Global markets were spooked Wednesday by the poor results at an auction of German debt, which met with only 60 percent demand. Germany's Financial Agency blamed "the extraordinarily nervous market environment."
The weak buying suggests that Europe's crisis might be infecting strong nations that are crucial to keeping the euro currency afloat. Germany bears much of the burden of bailing out weaker neighbors such as Greece and Portugal.
Analysts at Credit Agricole CIB said the eurozone debt crisis remains "the major concern for the markets" and that the German debt auction signals the spread of "the contagion to hard core economies" in the region.
Borrowing costs for Italy and Spain rose from levels that already were considered dangerously high. Europe lacks the resources to bail out those countries, its third- and fourth-biggest economies.
In the U.S., the government released a mixed batch of economic reports. Slightly more people applied for unemployment benefits last week, a sign that layoffs continue.

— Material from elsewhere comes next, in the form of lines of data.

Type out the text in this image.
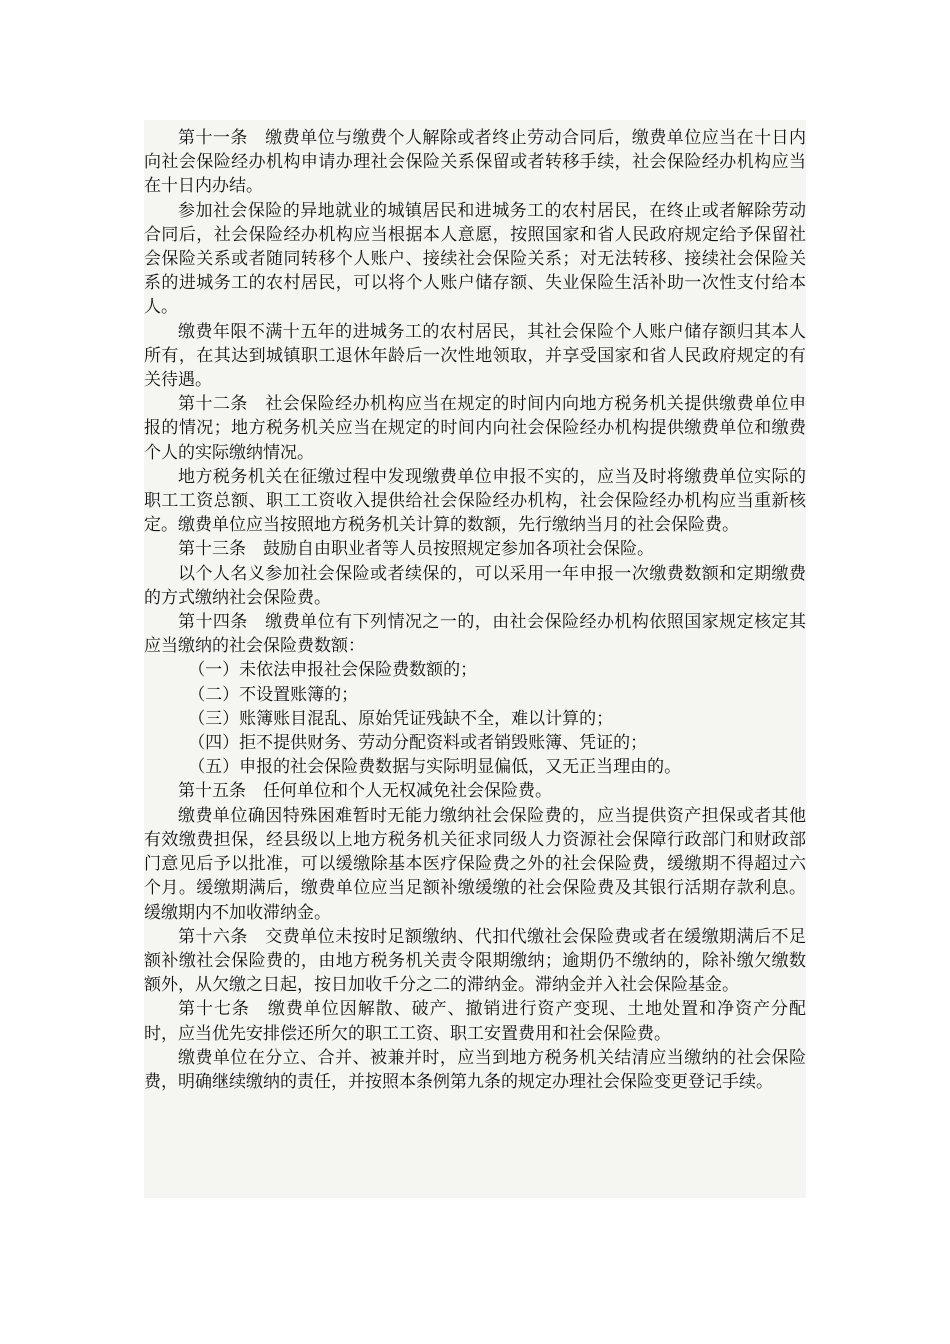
第十一条　缴费单位与缴费个人解除或者终止劳动合同后，缴费单位应当在十日内向社会保险经办机构申请办理社会保险关系保留或者转移手续，社会保险经办机构应当在十日内办结。

参加社会保险的异地就业的城镇居民和进城务工的农村居民，在终止或者解除劳动合同后，社会保险经办机构应当根据本人意愿，按照国家和省人民政府规定给予保留社会保险关系或者随同转移个人账户、接续社会保险关系；对无法转移、接续社会保险关系的进城务工的农村居民，可以将个人账户储存额、失业保险生活补助一次性支付给本人。

缴费年限不满十五年的进城务工的农村居民，其社会保险个人账户储存额归其本人所有，在其达到城镇职工退休年龄后一次性地领取，并享受国家和省人民政府规定的有关待遇。

第十二条　社会保险经办机构应当在规定的时间内向地方税务机关提供缴费单位申报的情况；地方税务机关应当在规定的时间内向社会保险经办机构提供缴费单位和缴费个人的实际缴纳情况。

地方税务机关在征缴过程中发现缴费单位申报不实的，应当及时将缴费单位实际的职工工资总额、职工工资收入提供给社会保险经办机构，社会保险经办机构应当重新核定。缴费单位应当按照地方税务机关计算的数额，先行缴纳当月的社会保险费。

第十三条　鼓励自由职业者等人员按照规定参加各项社会保险。

以个人名义参加社会保险或者续保的，可以采用一年申报一次缴费数额和定期缴费的方式缴纳社会保险费。

第十四条　缴费单位有下列情况之一的，由社会保险经办机构依照国家规定核定其应当缴纳的社会保险费数额：

（一）未依法申报社会保险费数额的；

（二）不设置账簿的；

（三）账簿账目混乱、原始凭证残缺不全，难以计算的；

（四）拒不提供财务、劳动分配资料或者销毁账簿、凭证的；

（五）申报的社会保险费数据与实际明显偏低，又无正当理由的。

第十五条　任何单位和个人无权减免社会保险费。

缴费单位确因特殊困难暂时无能力缴纳社会保险费的，应当提供资产担保或者其他有效缴费担保，经县级以上地方税务机关征求同级人力资源社会保障行政部门和财政部门意见后予以批准，可以缓缴除基本医疗保险费之外的社会保险费，缓缴期不得超过六个月。缓缴期满后，缴费单位应当足额补缴缓缴的社会保险费及其银行活期存款利息。缓缴期内不加收滞纳金。

第十六条　交费单位未按时足额缴纳、代扣代缴社会保险费或者在缓缴期满后不足额补缴社会保险费的，由地方税务机关责令限期缴纳；逾期仍不缴纳的，除补缴欠缴数额外，从欠缴之日起，按日加收千分之二的滞纳金。滞纳金并入社会保险基金。

第十七条　缴费单位因解散、破产、撤销进行资产变现、土地处置和净资产分配时，应当优先安排偿还所欠的职工工资、职工安置费用和社会保险费。

缴费单位在分立、合并、被兼并时，应当到地方税务机关结清应当缴纳的社会保险费，明确继续缴纳的责任，并按照本条例第九条的规定办理社会保险变更登记手续。
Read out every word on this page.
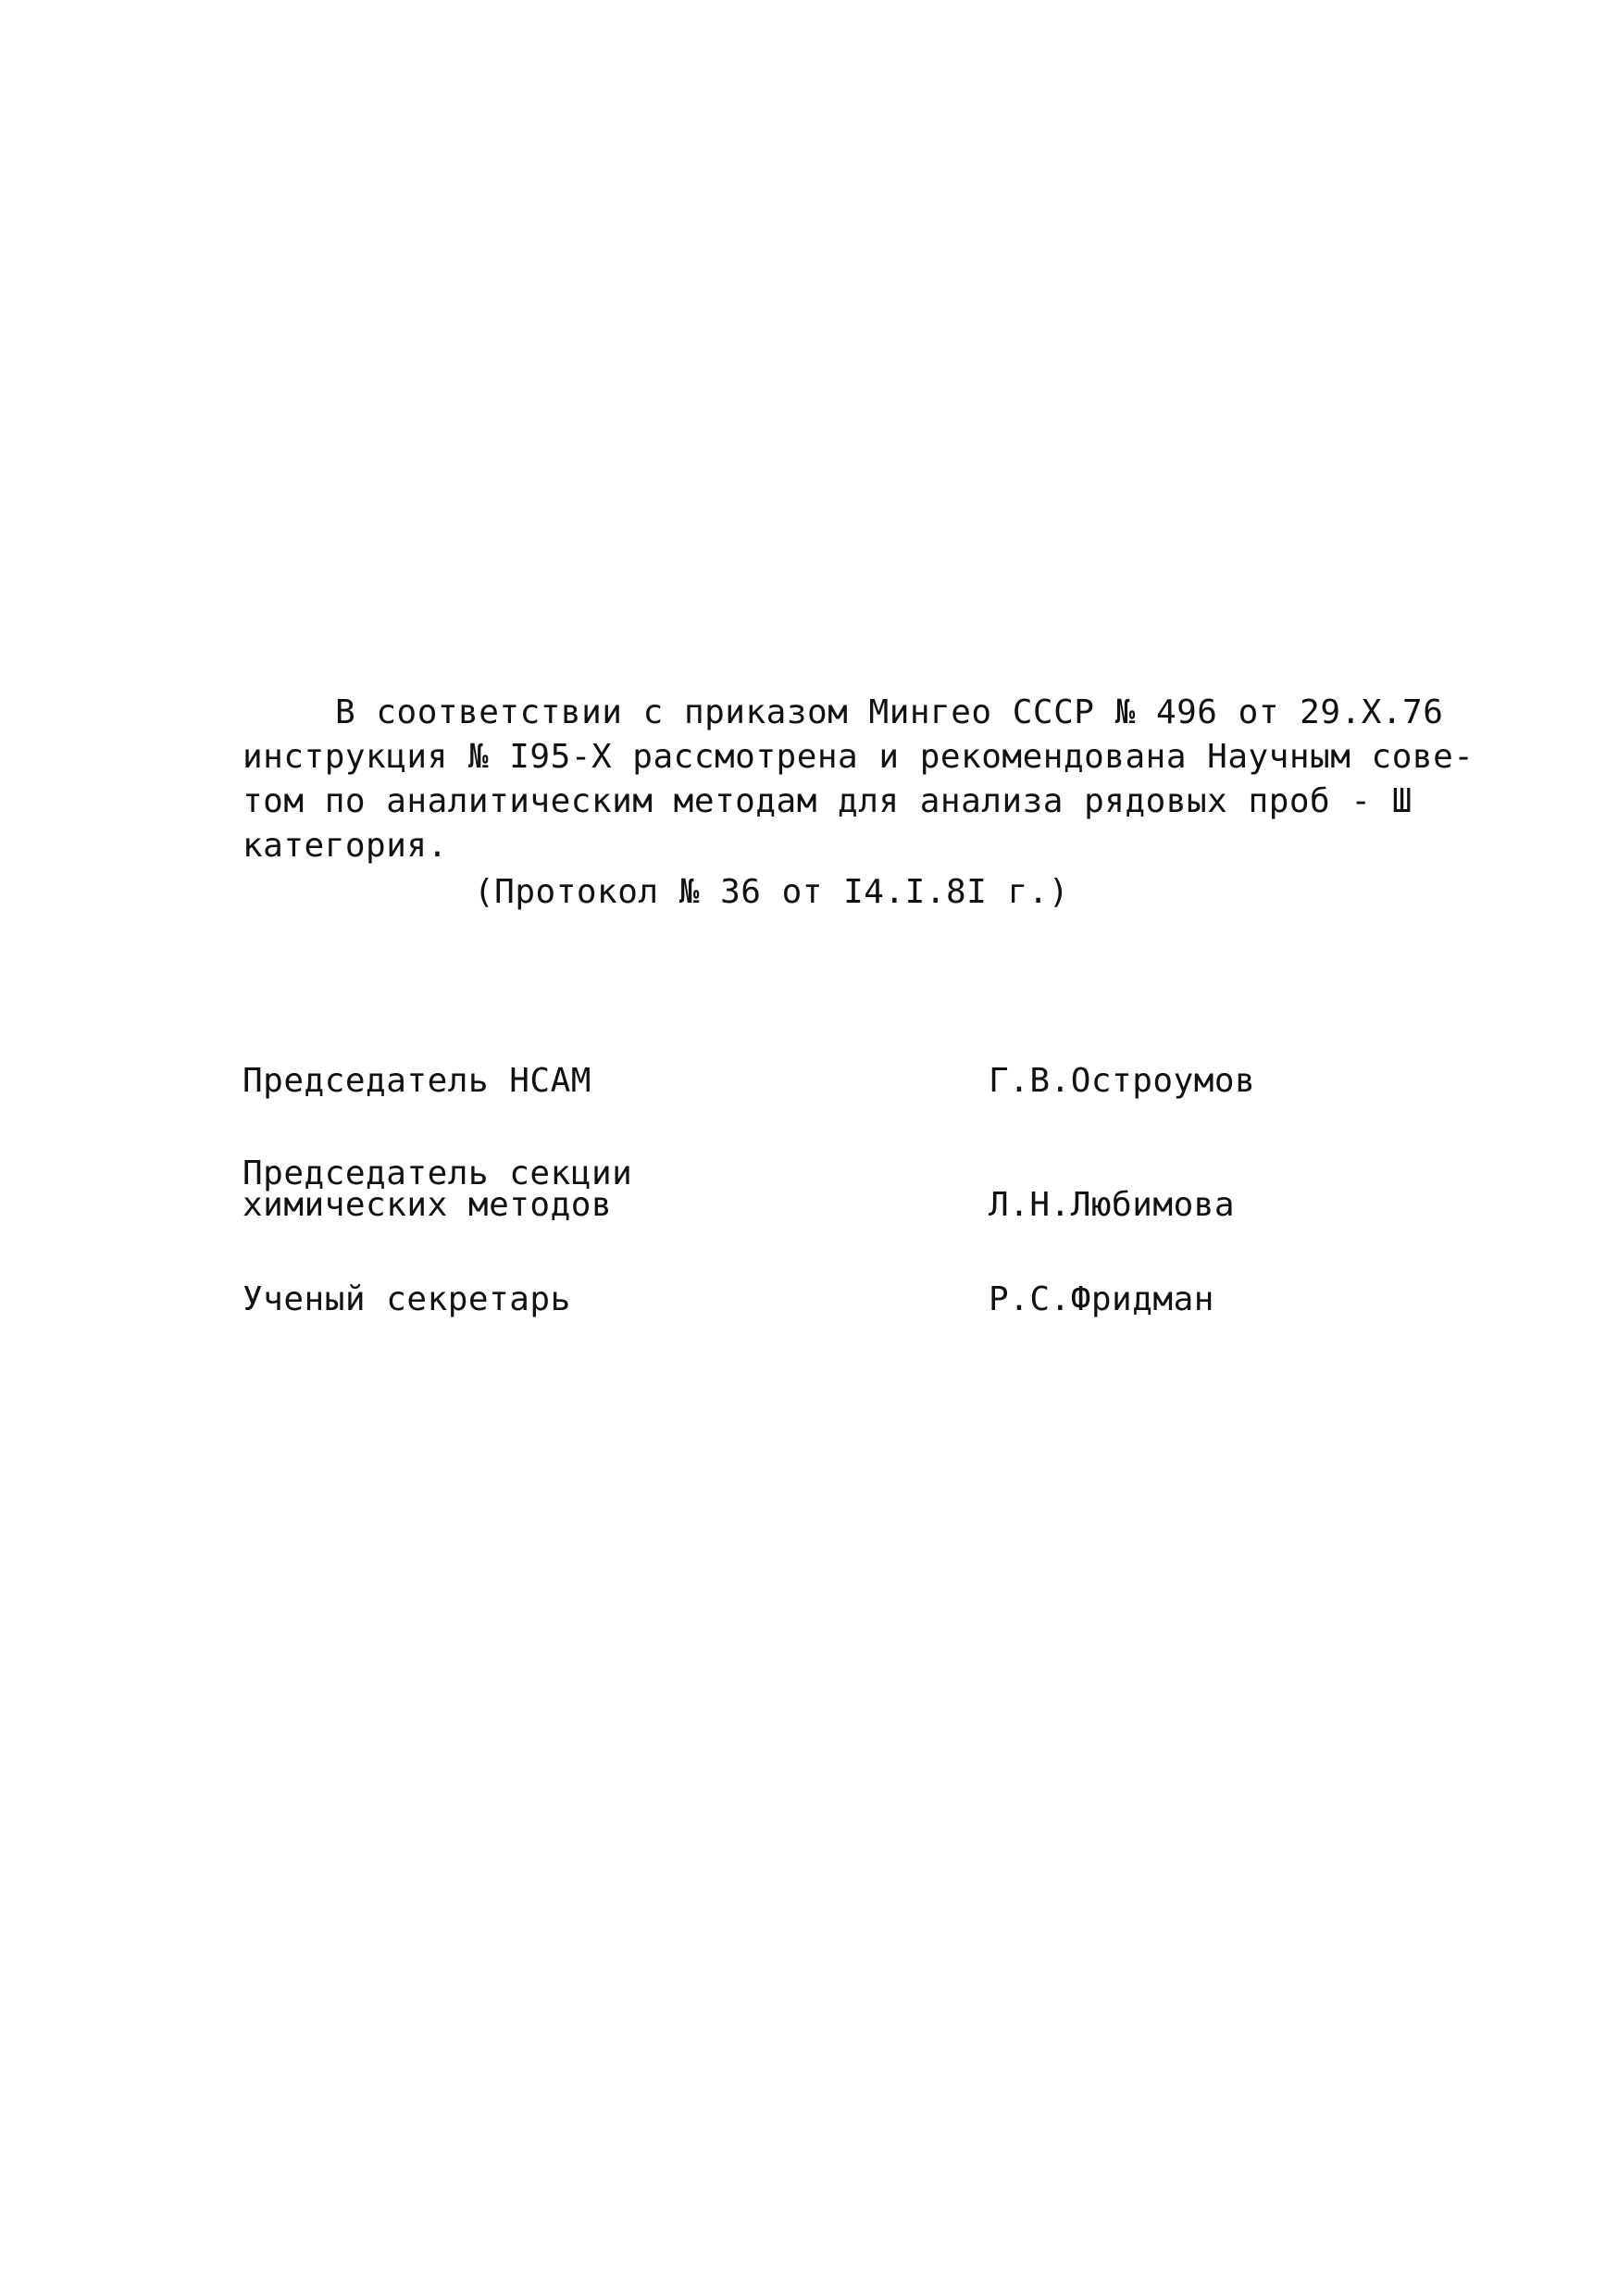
В соответствии с приказом Мингео СССР № 496 от 29.Х.76
инструкция № I95-Х рассмотрена и рекомендована Научным сове-
том по аналитическим методам для анализа рядовых проб - Ш
категория.
(Протокол № 36 от I4.I.8I г.)
Председатель НСАМ	Г.В.Остроумов
Председатель секции
химических методов	Л.Н.Любимова
Ученый секретарь	Р.С.Фридман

Consumer spending was sluggish but incomes rose a bit more than expected. Orders for long-lasting manufactured products fell for a second month and business investment dropped off.
The Dow fell 2.1 percent to close at 11,257.55. The Standard & Poor's 500 index fell 2.2 percent to 1,161.79. The Nasdaq fell 2.4 percent to 2,460.08.
U.S. markets will be closed on Thursday for the Thanksgiving holiday and will have shortened hours on Friday.